Dante's attempts at atonement begin with the mortification of his own flesh, the stitching of the cross into his chest, to remind him of his past, to make his pledge to be a better person (or Christian in his specific case), and to transcend the corporeal and aspire to the spiritual. Then, his atonement develops into the facing of and the true repentance for all of his past sins, symbolized by his victory over each successive circle of the Inferno. Then, he saves the souls of his loved ones (and possibly others, depending on your actions in the game): Beatrice, Francesco, his mother, even his father who remains unforgiving and unrepentant to the end.
It is this spiritual journey, more than any physical journey, that ultimately makes me appreciate Dante as a heroic character, and DI as a game that attempts to tell a grand story.
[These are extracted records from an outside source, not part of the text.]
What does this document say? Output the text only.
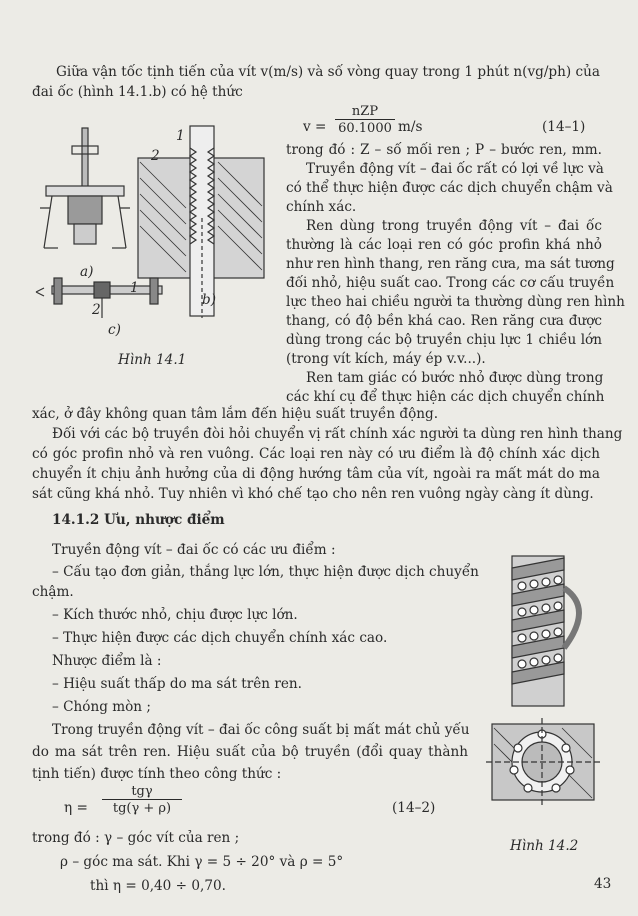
Giữa vận tốc tịnh tiến của vít v(m/s) và số vòng quay trong 1 phút n(vg/ph) của
đai ốc (hình 14.1.b) có hệ thức
v =
nZP
60.1000 m/s	(14–1)
trong đó : Z – số mối ren ; P – bước ren, mm.
Truyền động vít – đai ốc rất có lợi về lực và
có thể thực hiện được các dịch chuyển chậm và
chính xác.
Ren dùng trong truyền động vít – đai ốc
thường là các loại ren có góc profin khá nhỏ
như ren hình thang, ren răng cưa, ma sát tương
đối nhỏ, hiệu suất cao. Trong các cơ cấu truyền
lực theo hai chiều người ta thường dùng ren hình
thang, có độ bền khá cao. Ren răng cưa được
dùng trong các bộ truyền chịu lực 1 chiều lớn
(trong vít kích, máy ép v.v...).
Ren tam giác có bước nhỏ được dùng trong
các khí cụ để thực hiện các dịch chuyển chính
a)
b)
c)
1
2
1
2
Hình 14.1
xác, ở đây không quan tâm lắm đến hiệu suất truyền động.
Đối với các bộ truyền đòi hỏi chuyển vị rất chính xác người ta dùng ren hình thang
có góc profin nhỏ và ren vuông. Các loại ren này có ưu điểm là độ chính xác dịch
chuyển ít chịu ảnh hưởng của di động hướng tâm của vít, ngoài ra mất mát do ma
sát cũng khá nhỏ. Tuy nhiên vì khó chế tạo cho nên ren vuông ngày càng ít dùng.
14.1.2 Ưu, nhược điểm
Truyền động vít – đai ốc có các ưu điểm :
– Cấu tạo đơn giản, thắng lực lớn, thực hiện được dịch chuyển
chậm.
– Kích thước nhỏ, chịu được lực lớn.
– Thực hiện được các dịch chuyển chính xác cao.
Nhược điểm là :
– Hiệu suất thấp do ma sát trên ren.
– Chóng mòn ;
Trong truyền động vít – đai ốc công suất bị mất mát chủ yếu
do ma sát trên ren. Hiệu suất của bộ truyền (đổi quay thành
tịnh tiến) được tính theo công thức :
η =
tgγ
tg(γ + ρ)	(14–2)
trong đó : γ – góc vít của ren ;
ρ – góc ma sát. Khi γ = 5 ÷ 20° và ρ = 5°
thì η = 0,40 ÷ 0,70.
Hình 14.2
43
I did mention that the story isn't without flaws. The narrative is sometimes disjointed; I was sometimes left feeling that I needed just a few more details to really connect all of what was going on. Next, in the game, you can absolve or punish souls you encounter, but if you choose to punish them, that makes Dante a hypocrite. He judges and condemns others for their sins, while he believes that he himself deserves another chance, which detracts from how heroic he appears at the end of the game. (Incidentally, how did Dante gain the ability to damn or absolve souls to begin with? Why is he able to do what the bishop could not?) Also, the Dante you see in flashbacks and the Dante you control act like two entirely different people. I know that's partially the point, that Dante's a changed man, but the difference between the two is so vast, there's no trace of one in the other. The former is a self-serving seething xenophobe. The latter is a gentleman by comparison, albeit one who's rather handy with a scythe.You would think that either the old Dante might occasionally doubt his false righteousness, or the new Dante would struggle more to remain truly righteously righteous. The difference is too night and day.
However, in the end (provided you absolve more souls than you damn), Dante's redemption does feel complete. Dante's ascent to Purgatory by Beatrice's hand and the removal of his stitched cross, symbol of his past transgressions, seems justified, and you feel it will be a purer, more fully spiritually-realized man who engages Lucifer's forces in what I hope will be more than one soon-to-be-released sequel.